Belegt werden kann die Wahlstation zum Beispiel im Rahmen des Schwerpunktbereichs Verwaltung. "Das Programm für die einzelnen Absolventinnen und Absolventen während der Wahlstation wird maßgeschneidert", sagt Prof. Herberger. Neben Rechtskenntnissen soll den Referendaren auch ein technischer Hintergrund vermittelt werden wie der Aufbau von Datenbanken und Internetseiten, die Technik der Verlinkung sowie die unterschiedlichen Webdienste und deren Funktionsweisen. Programmiervorkenntnisse sind dabei nicht Voraussetzung. Bringt der Bewerber sie aber mit, kann in Absprache mit dem Entsendeland ein besonderer Ausbildungsplan erstellt werden. Die Referendare erstellen über den gesamten Zeitraum eine Projektarbeit, wobei ihre Interessen und Neigungen, sowie der von ihnen gewählte Schwerpunktbereich, wie z.B. Internetrecht oder juristisches Informationsmanagment, bei der Themenwahl Berücksichtigung findet. Die Projektarbeit soll einen praktischen Nutzen bringen und innerhalb der Wahlstation zu einem konkreten Ergebnis führen. So wurden in der Vergangenheit zum Beispiel in Absprache mit dem Justizministerium die Verwaltungsvorschriften des Saarlandes digitalisiert und eine Datenbank erstellt. Die Referendare arbeiten vor allem im Team und werden auch in die Organisation von Veranstaltungen, zum Beispiel des EDV-Gerichtstages, einbezogen. "Die Vorstellung, dass man immer nur alleine in einem Zimmer am Bildschirm sitzt, ist überholt. In Gestalt von Tablets führen wir heute den Computer als unverzichtbares Arbeitsinstrument mit uns – die Cloud ist nämlich immer erreichbar", betont Herberger.
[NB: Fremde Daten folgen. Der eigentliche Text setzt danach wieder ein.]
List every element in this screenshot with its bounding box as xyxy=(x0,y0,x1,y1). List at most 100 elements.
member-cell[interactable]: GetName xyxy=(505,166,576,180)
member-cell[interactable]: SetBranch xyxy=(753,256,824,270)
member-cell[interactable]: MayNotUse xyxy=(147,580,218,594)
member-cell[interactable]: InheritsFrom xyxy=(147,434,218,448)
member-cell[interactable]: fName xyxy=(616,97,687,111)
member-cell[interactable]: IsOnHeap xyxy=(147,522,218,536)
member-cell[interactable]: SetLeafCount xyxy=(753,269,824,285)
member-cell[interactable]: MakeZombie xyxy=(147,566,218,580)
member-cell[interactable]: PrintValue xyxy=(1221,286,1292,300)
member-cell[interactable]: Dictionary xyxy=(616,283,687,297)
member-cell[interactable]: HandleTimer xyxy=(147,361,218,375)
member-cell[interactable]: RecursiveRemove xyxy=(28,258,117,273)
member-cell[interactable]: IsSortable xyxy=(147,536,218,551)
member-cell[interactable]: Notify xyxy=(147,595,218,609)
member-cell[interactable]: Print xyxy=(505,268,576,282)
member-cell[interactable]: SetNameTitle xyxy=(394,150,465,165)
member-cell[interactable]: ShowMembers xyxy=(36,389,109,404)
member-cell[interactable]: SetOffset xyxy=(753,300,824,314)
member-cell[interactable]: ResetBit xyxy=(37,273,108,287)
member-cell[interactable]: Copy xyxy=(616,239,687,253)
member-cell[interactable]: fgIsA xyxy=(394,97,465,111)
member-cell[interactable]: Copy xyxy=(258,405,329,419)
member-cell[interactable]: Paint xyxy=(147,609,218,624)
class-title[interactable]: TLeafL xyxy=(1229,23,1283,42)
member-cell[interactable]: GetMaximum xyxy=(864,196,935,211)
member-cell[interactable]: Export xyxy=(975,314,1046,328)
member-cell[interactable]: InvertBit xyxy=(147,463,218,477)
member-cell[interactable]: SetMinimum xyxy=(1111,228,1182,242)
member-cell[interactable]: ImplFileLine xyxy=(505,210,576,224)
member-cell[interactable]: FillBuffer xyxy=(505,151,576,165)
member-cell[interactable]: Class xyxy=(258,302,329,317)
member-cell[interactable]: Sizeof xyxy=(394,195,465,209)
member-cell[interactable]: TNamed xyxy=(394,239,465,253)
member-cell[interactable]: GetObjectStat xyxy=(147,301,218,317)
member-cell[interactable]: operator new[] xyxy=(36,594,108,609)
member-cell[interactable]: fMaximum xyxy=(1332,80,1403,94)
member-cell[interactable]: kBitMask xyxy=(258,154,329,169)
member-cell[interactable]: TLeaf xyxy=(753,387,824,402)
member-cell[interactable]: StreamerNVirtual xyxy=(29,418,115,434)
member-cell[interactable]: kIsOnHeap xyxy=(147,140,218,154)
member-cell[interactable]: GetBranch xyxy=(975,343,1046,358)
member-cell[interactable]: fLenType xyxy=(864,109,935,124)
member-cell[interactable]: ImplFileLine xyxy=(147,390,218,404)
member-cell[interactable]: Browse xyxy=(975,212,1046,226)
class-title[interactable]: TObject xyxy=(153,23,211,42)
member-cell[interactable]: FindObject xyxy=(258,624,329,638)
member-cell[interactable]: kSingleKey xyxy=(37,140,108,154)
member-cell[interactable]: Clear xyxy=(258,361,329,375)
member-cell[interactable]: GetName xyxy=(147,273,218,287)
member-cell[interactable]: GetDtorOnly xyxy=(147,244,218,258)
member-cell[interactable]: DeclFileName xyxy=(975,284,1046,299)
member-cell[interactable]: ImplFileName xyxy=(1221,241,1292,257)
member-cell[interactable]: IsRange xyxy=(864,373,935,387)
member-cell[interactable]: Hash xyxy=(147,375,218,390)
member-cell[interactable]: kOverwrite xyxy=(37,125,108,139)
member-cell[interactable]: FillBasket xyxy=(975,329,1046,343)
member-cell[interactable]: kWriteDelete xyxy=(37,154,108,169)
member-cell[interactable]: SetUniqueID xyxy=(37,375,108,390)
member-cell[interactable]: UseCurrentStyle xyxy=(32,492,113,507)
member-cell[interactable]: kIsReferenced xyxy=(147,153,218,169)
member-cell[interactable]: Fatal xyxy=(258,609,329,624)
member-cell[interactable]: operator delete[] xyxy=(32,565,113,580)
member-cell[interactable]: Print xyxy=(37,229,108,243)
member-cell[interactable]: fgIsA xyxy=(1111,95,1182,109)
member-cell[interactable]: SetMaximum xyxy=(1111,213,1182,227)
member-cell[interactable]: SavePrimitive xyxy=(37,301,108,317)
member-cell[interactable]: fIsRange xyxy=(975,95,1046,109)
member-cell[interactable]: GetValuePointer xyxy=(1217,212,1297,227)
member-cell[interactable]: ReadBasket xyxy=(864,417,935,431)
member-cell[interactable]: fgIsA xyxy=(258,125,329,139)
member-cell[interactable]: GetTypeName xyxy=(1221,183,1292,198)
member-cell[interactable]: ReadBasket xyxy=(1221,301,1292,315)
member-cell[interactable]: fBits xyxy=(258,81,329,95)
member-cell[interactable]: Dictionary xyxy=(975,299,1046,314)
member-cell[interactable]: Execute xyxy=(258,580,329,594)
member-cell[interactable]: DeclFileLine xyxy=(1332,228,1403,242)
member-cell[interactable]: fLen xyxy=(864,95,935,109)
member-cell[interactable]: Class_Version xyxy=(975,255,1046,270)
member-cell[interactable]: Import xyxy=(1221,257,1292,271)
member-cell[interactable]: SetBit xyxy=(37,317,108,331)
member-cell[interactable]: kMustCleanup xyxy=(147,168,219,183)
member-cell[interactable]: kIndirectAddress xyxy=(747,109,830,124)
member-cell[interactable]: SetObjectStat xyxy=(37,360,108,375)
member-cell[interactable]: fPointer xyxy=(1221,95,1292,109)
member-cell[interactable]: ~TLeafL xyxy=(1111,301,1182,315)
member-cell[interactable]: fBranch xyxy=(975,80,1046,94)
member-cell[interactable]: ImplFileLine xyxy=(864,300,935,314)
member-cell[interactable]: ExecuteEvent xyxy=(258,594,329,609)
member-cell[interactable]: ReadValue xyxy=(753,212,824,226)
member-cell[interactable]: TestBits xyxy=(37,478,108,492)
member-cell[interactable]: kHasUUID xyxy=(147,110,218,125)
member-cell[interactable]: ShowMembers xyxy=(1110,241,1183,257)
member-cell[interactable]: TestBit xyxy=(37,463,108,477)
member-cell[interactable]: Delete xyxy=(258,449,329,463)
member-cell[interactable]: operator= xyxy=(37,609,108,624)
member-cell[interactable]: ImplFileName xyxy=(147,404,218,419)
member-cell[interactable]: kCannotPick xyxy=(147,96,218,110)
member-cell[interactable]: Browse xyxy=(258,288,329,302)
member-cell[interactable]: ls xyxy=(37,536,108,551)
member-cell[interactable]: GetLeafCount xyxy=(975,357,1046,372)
Technische Betreuung des Bundesverfassungsgerichts

Das Institut für Rechtsinformatik selbst beschäftigt sich vor allem mit Informationsrecht und den rechtlichen Fragen der Neuen Medien, insbesondere des Internets – was nahezu alle Rechtsgebiete und Rechtsordnungen berührt. Ein Schwerpunkt liegt auf dem öffentlich-rechtlichen Bereich, auf E-Government und die E-Administration. So betreut das Institut zum Beispiel juristische Online-Datenbanken sowie Entscheidungsdatenbanken von Gerichten. Beispiele hierfür sind das Bundesverfassungsgericht, die saarländischen Arbeitsgerichte, das Finanzgericht des Saarlandes sowie der Verfassungsgerichtshofs des Saarlandes. Maximilian Herberger, der jeden Rechtsreferendar persönlich betreut, kam über seinen kleinen Bruder ins digitale Zeitalter. "In der Zeit der ersten PCs baute der bereits seine eigenen Computer zusammen und programmierte damals mit Assembler", erinnert sich Herberger, der auch Herausgeber der Online-Zeitschrift JurPC ist. "Diese Art der strukturierten Problemlösung und das algorithmische Denken faszinierten mich und ich wollte sehen, wie sich das auf das Recht übertragen lässt. Danach habe ich mich theoretisch und praktisch in der Informatik weitergebildet, einerseits an der Fernuniversität in Hagen und andererseits in Projekten des Max-Planck-Instituts für Europäische Rechtsgeschichte in Frankfurt, wo ich u.a. den ersten Rechner und die 'Lesemaschine' KDEM (Kurzweil Data Entry Machine) zu betreuen hatte." Das war Mitte der 80er Jahre. Seine langjährige Erfahrung gibt er heute an zukünftige Volljuristen weiter.

Gute Aussichten auf einen Ausbildungsplatz

Auch wenn Internet und Recht in den meisten Ausbildungsstätten noch nicht zusammengefunden haben – Professor Herberger sieht darin eine Chance für den Nachwuchs. Vor allem, wenn derartige Zukunftsthemen von den meisten Juristen nicht aufgegriffen werden. "Man darf aber auch nicht übersehen, dass man einflussreiche 'Paten' braucht, die den Nachwuchs fördern, sonst kann sich schnell großes Frustrationspotenzial anstauen. Denn nur so können wir kompetente Juristen ausbilden, die den zukünftigen Datenschutz überwachen können." Für Interessierte steht die Tür jedenfalls weit offen, wenn sie die Wahlstation in Saarbrücken absolvieren möchten: Gerade einmal ein bis zwei Kandidaten bewerben sich pro Jahr auf einen Ausbildungsplatz.